As far as the people of Compton, California, know, she’s the first black owner of a big box grocery store. This is a big deal for a city with one of the highest concentrations of black people in Southern California, if not the country.
“I never could’ve conceptualized this, or even dream it if I had to,” says Patterson.
The Compton native started working in grocery stores in high school. First, sweeping the floors. She worked her way up. Now, she’s still sweeping the floors because she insists on being part of the team she leads, but she’s also the official franchisee running this location of Grocery Outlet, a regional chain of stores.
“Grocery has been my entire background ever since I had a job,” Patterson tells me.
She was with Smart & Final for 17 years before being poached by Grocery Outlet to lead their Compton location. And this is a big deal for her and the community, she’ll tell you.
“Usually, when a store’s in a low-income community, [there’s] this perception where they don’t think those people actually want good food,” says Patterson. “And the fact that Grocery Outlet has something good to offer them—organics at up to 40 to 70 percent off anywhere else—that’s phenomenal.”
When you ask her about the meaning and symbolism behind a black woman running a grocery store in Compton, she admits she’s proud, but she’s even prouder of the produce she’s bringing to Compton, which has long been considered a food desert.
Grocery Outlet prides itself on carrying organic and gluten-free offerings for a fraction of what they cost at other big box retailers. And people from across the country are taking notice. While I was interviewing Patterson, a customer came up to her.
“We’re from Indiana,” she said, pointing to the young man accompanying her. “So I read about it on Facebook, and I was like, ‘I just want to come and say something.'”

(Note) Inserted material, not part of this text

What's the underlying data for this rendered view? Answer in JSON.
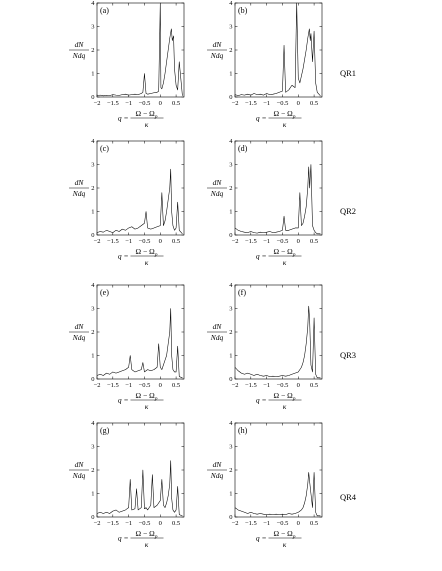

“Thank you, thank you,” says Patterson.
Another customer tells me that her mom lives 20 minutes away and insist on going of her way to come and shop with Kia. “She’s like, ‘This young lady, she’s doing it. We have to support her if we want to keep her around.”
Kia has every intention to stay around but also to give back to the city where she grew up. In a few weeks, she’ll be holding a back-to-school event with giveaways for local kids.
“That’s my biggest focus,” she says. “Continuing to help the community. Continue to be involved. And I just hope that I stick around.”